VII - aplicam-se à parceria agrícola, pecuária, agropecuária, ragroindustrial ou extrativa as normas pertinentes ao
arrendamento rural, no que couber, bem como as regras do contrato de sociedade, no que não estiver regulado
pela presente Lei.
VIII - o proprietário poderá sempre cobrar do parceiro, pelo seu preço de custo, o valor de fertilizantes e
inseticidas fornecidos no percentual que corresponder à participação deste, em qualquer das modalidades
previstas nas alíneas do inciso VI do caput deste artigo; (Inciso acrescido pela Lei nº 11.443, de 5/1/2007)

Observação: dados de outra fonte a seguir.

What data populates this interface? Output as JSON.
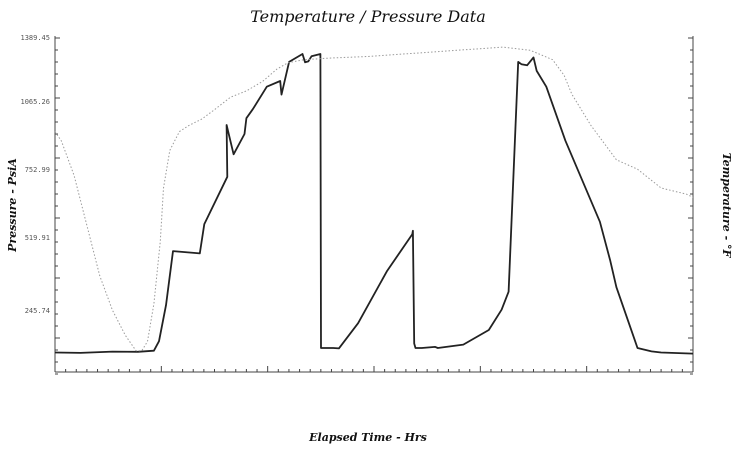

IX - nos casos não previstos nas alíneas do inciso VI do caput deste artigo, a quota adicional do proprietário será
fixada com base em percentagem máxima de 10% (dez por cento) do valor das benfeitorias ou dos bens postos à
disposição do parceiro. (Inciso acrescido pela Lei nº 11.443, de 5/1/2007)
§ 1º Parceria rural é o contrato agrário pelo qual uma pessoa se obriga a ceder à outra, por tempo determinado ou
não, o uso específico de imóvel rural, de parte ou partes dele, incluindo, ou não, benfeitorias, outros bens e/ou
facilidades, com o objetivo de nele ser exercida atividade de exploração agrícola, pecuária, agroindustrial,
extrativa vegetal ou mista; e/ou lhe entrega animais para cria, recria, invernagem, engorda ou extração de
matérias-primas de origem animal, mediante partilha, isolada ou cumulativamente, dos seguintes riscos:
I - caso fortuito e de força maior do empreendimento rural;
II - dos frutos, produtos ou lucros havidos nas proporções que estipularem, observados os limites percentuais
estabelecidos no inciso VI do caput deste artigo;
III - variações de preço dos frutos obtidos na exploração do empreendimento rural. (Parágrafo acrescido pela
Lei nº 11.443, de 5/1/2007)
§ 2º As partes contratantes poderão estabelecer a prefixação, em quantidade ou volume, do montante da
participação do proprietário, desde que, ao final do contrato, seja realizado o ajustamento do percentual
pertencente ao proprietário, de acordo com a produção. (Parágrafo acrescido pela Lei nº 11.443, de 5/1/2007)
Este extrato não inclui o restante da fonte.